Hij komt uit een goed katholiek gezin, dat kerks is.”
Opleiding.
Tamis begon zijn opleiding als priester-missionaris in september 1950 in St. Michielsgestel en ging drie jaar later naar het missiehuis te Cadier en Keer. In 1956 slaagde hij voor het staatsexamen gymnasium A. Daarna ging hij naar Aalbeek voor zijn ‘spiritual year’ en de studies van philosophie en theologie. Op 15 juli 1957 verbond hij zich, door eedaflegging tijdelijk met de S.M.A. en op 15.07.1962 werd hij permanent lid van deze Sociëteit.
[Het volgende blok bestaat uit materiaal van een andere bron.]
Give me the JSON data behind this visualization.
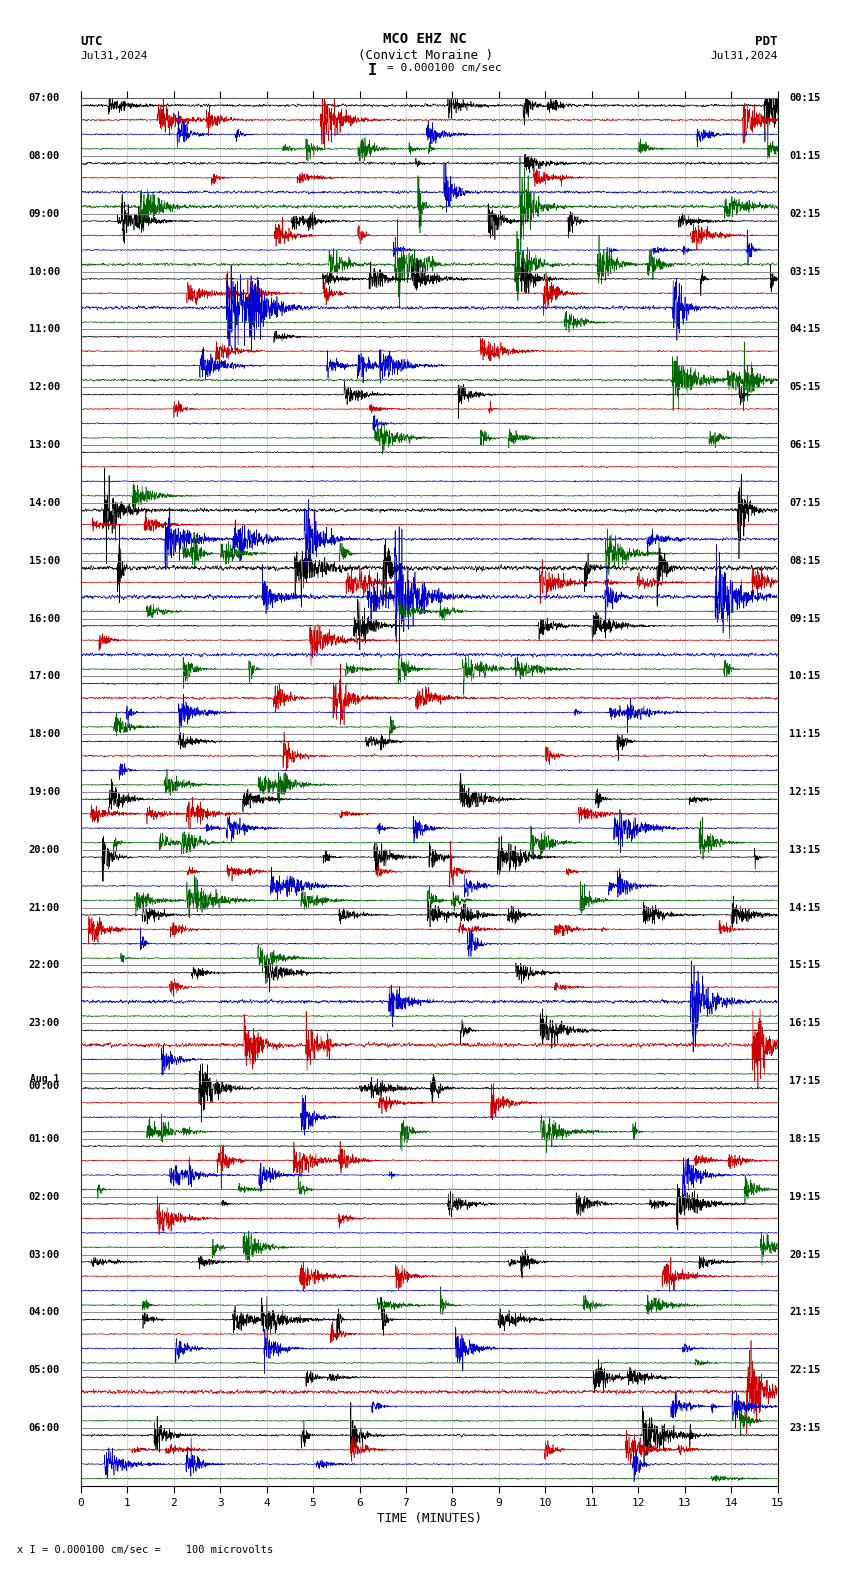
{
  "title_line1": "MCO EHZ NC",
  "title_line2": "(Convict Moraine )",
  "scale_text": "I = 0.000100 cm/sec",
  "utc_label": "UTC",
  "pdt_label": "PDT",
  "date_left": "Jul31,2024",
  "date_right": "Jul31,2024",
  "xlabel": "TIME (MINUTES)",
  "bottom_text": "x I = 0.000100 cm/sec =    100 microvolts",
  "trace_colors": [
    "#000000",
    "#cc0000",
    "#0000cc",
    "#006600"
  ],
  "bg_color": "#ffffff",
  "plot_bg": "#ffffff",
  "grid_color": "#888888",
  "n_hour_groups": 24,
  "traces_per_group": 4,
  "utc_labels": [
    "07:00",
    "08:00",
    "09:00",
    "10:00",
    "11:00",
    "12:00",
    "13:00",
    "14:00",
    "15:00",
    "16:00",
    "17:00",
    "18:00",
    "19:00",
    "20:00",
    "21:00",
    "22:00",
    "23:00",
    "Aug 1\n00:00",
    "01:00",
    "02:00",
    "03:00",
    "04:00",
    "05:00",
    "06:00"
  ],
  "pdt_labels": [
    "00:15",
    "01:15",
    "02:15",
    "03:15",
    "04:15",
    "05:15",
    "06:15",
    "07:15",
    "08:15",
    "09:15",
    "10:15",
    "11:15",
    "12:15",
    "13:15",
    "14:15",
    "15:15",
    "16:15",
    "17:15",
    "18:15",
    "19:15",
    "20:15",
    "21:15",
    "22:15",
    "23:15"
  ],
  "xmin": 0,
  "xmax": 15,
  "xticks": [
    0,
    1,
    2,
    3,
    4,
    5,
    6,
    7,
    8,
    9,
    10,
    11,
    12,
    13,
    14,
    15
  ],
  "noise_seed": 42
}
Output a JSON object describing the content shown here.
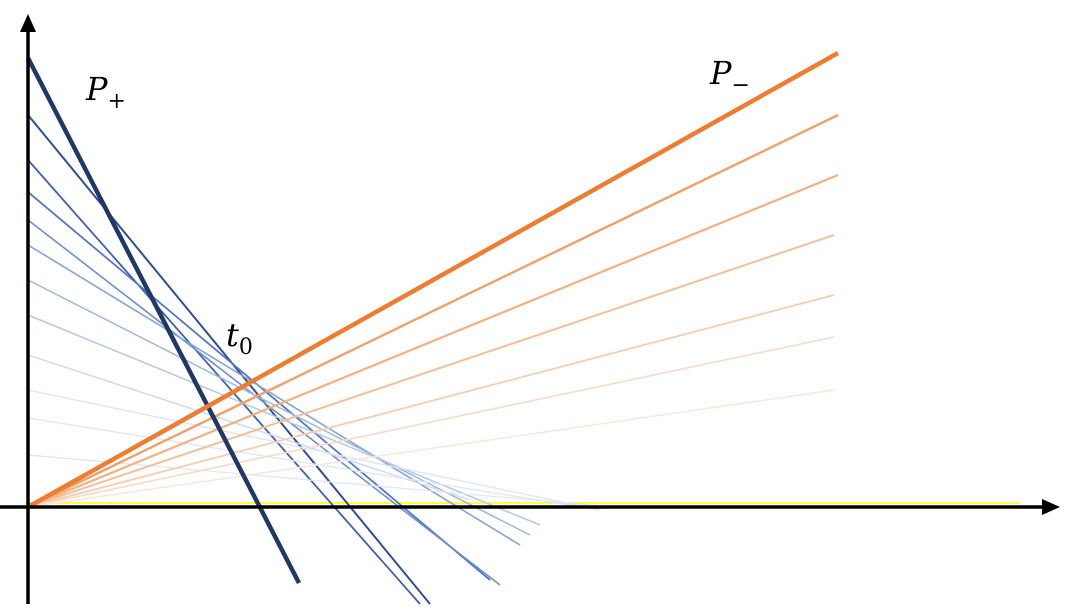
{
  "labels": {
    "p_plus": {
      "main": "P",
      "sub": "+"
    },
    "p_minus": {
      "main": "P",
      "sub": "−"
    },
    "t0": {
      "main": "t",
      "sub": "0"
    }
  },
  "colors": {
    "axis": "#000000",
    "p_plus": "#1f3864",
    "p_minus": "#ed7d31",
    "baseline": "#ffff00",
    "blue_family": [
      "#2f4f8f",
      "#3f62a8",
      "#5679bd",
      "#6e8fcc",
      "#86a3d6",
      "#9db6df",
      "#b4c8e8",
      "#cad8f0",
      "#dde6f6"
    ],
    "orange_family": [
      "#f0a06a",
      "#f2b083",
      "#f4bf9b",
      "#f6cdb1",
      "#f8dac7",
      "#fae6da"
    ]
  }
}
Tamis werd afgekeurd voor de tropen daar hoge koortsen bij hem een gevaarlijke oog-aandoening kunnen veroorzaken.
De seminarie staf oordeelde dat hij een goed student was. Hij was sociaal, doch toch ook graag alleen, rustig en serieus, bezadigd en verstandig. Interessen en vaardigheden zijn kunstschilderen en literatuur; hij is wat surrealistisch in zijn artistieke uitingen. Hij is zeer fijngevoelig, doch kan toch wel eens sterk reageren wanneer hij verkeerd begrepen wordt op het persoonlijke vlak. Toen al noteerde de staf dat zijn kamer in het seminarie boordevol stond.
Tamis werd met zijn klasgenoten – ze waren twaalf in totaal – priester gewijd in de kapel van het toenmalige ziekenhuis in Heerlen, door Mgr. John Kodwo Amissah, aartsbisschop van Cape Coast in Ghana.
Missionaris.
Tamis werd benoemd voor de missie, doch als gevolg van de inenting tegen de pokken kreeg hij te kampen met nogal hoge koorts, die een heel ernstige aandoening van zijn ogen tot gevolg had. Uitzending naar de missie zou een te groot risico met zich meebrengen, daar een hoge malaria-koorts hem een oog zou kunnen kosten.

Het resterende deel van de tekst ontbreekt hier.